The philosophy of mSQL has been to provide a database management system capable of rapidly handling simple tasks. It has not been developed for use in critical financial environments (banking applications for example). The software is capable of performing the supported operations with exceptional speed whilst utilising very few system resources. Some database systems require high-end hardware platforms and vast quantities of memory before they can provide rapid access to stored data. mSQL has been designed to provide exceptional data access performance on "small hardware" platforms (such as PC class hardware). Because of these characteristics, mSQL is well suited to the vast majority of data management tasks.
Although the mSQL software distribution is made available over the Internet (and other mechanisms) it is not public domain software or FreeWare. mSQL is a commercial, supported software package developed by Hughes Technologies Pty Ltd in Australia.
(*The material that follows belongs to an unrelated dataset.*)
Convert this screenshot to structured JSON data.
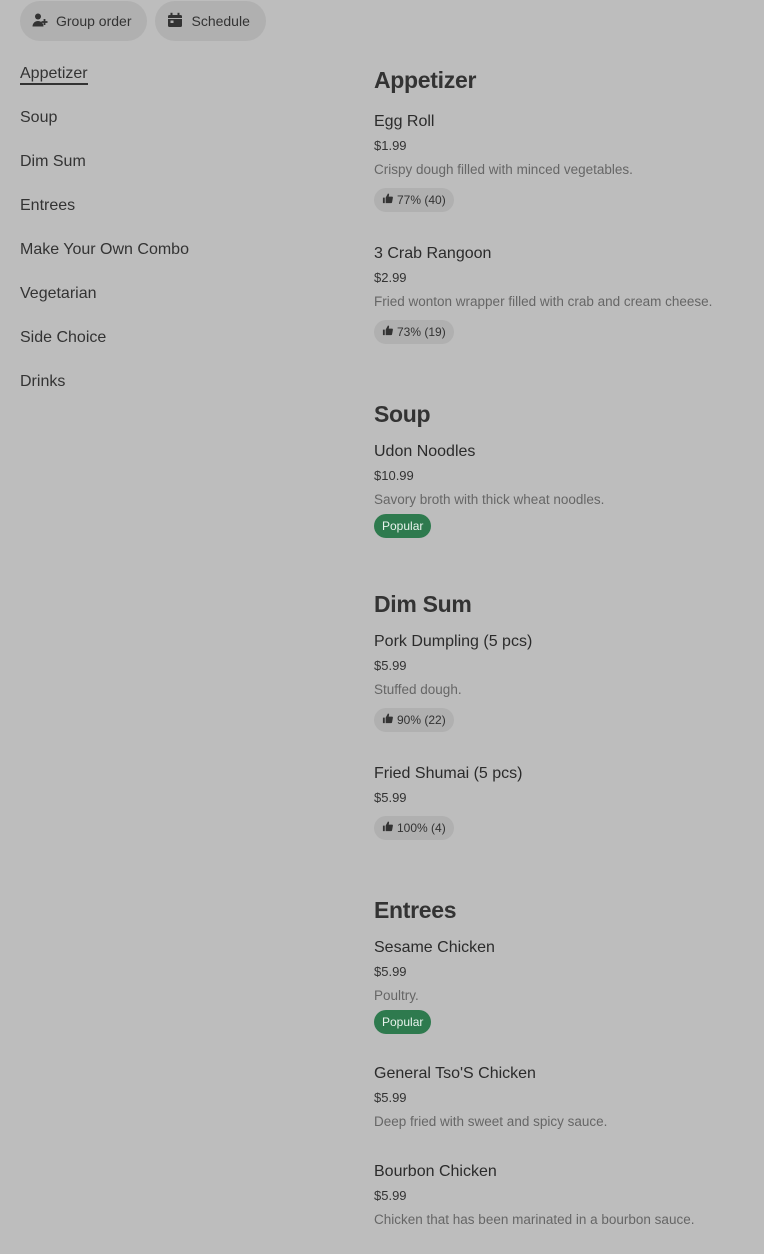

Use of this software in any commercial environment requires the purchase of a commercial use license from Hughes Technologies. Free licenses are provided to organisations such as Universities, schools and registered charities in an attempt to maintain the ethos of the original Internet. For more information on purchasing a license or determining whether you qualify for a free license, please see the Hughes Technologies World Wide Web site at http://Hughes.com.au/.
Development of mSQL and its associated tools is an ongoing project. Current releases of the mSQL package and applications that use mSQL are always available from the Hughes Technologies web site. If you require product support, a new version of the software, or some ideas about using mSQL then please visit our web site.
The database engine in mSQL 2.0 has been designed to handle large data sets and to provide consistent and rapid access to large data sets in the million record size. In doing so it has in no way compromised the outstanding performance shown by the 1.x engine in handling small data sets. The performance increase for large applications has been achieved by the incorporation of flexible and powerful indexing to the database as well as sophisticated query execution optimisation. To learn more about the new indexing capabilities provided by mSQL 2.0, please see the mSQL Query Language section of this manual.
One of the major applications of mSQL has been as a back-end database for World-Wide Web sites. With this fact in mind, mSQL 2.0 includes the new W3-mSQL www interface package. Using W3-mSQL, web based applications can be rapidly developed by embedding mSQL and other programmatic constructs directly into the HTML code. This removes the need to write a multitude of small CGI scripts for every web page with dynamic content.
Also included in the 2.0 distribution is the Lite scripting language. Lite is a stand-alone version of the language used by W3-mSQL. By including Lite in the distribution, a developer has a consistent language that s/he can use to develop stand-alone or web based applications that utilise mSQL. Further information about Lite and W3-mSQL is provided in the following sections of this manual. Further information on the new features in mSQL 2.0 can be found in Appendix A.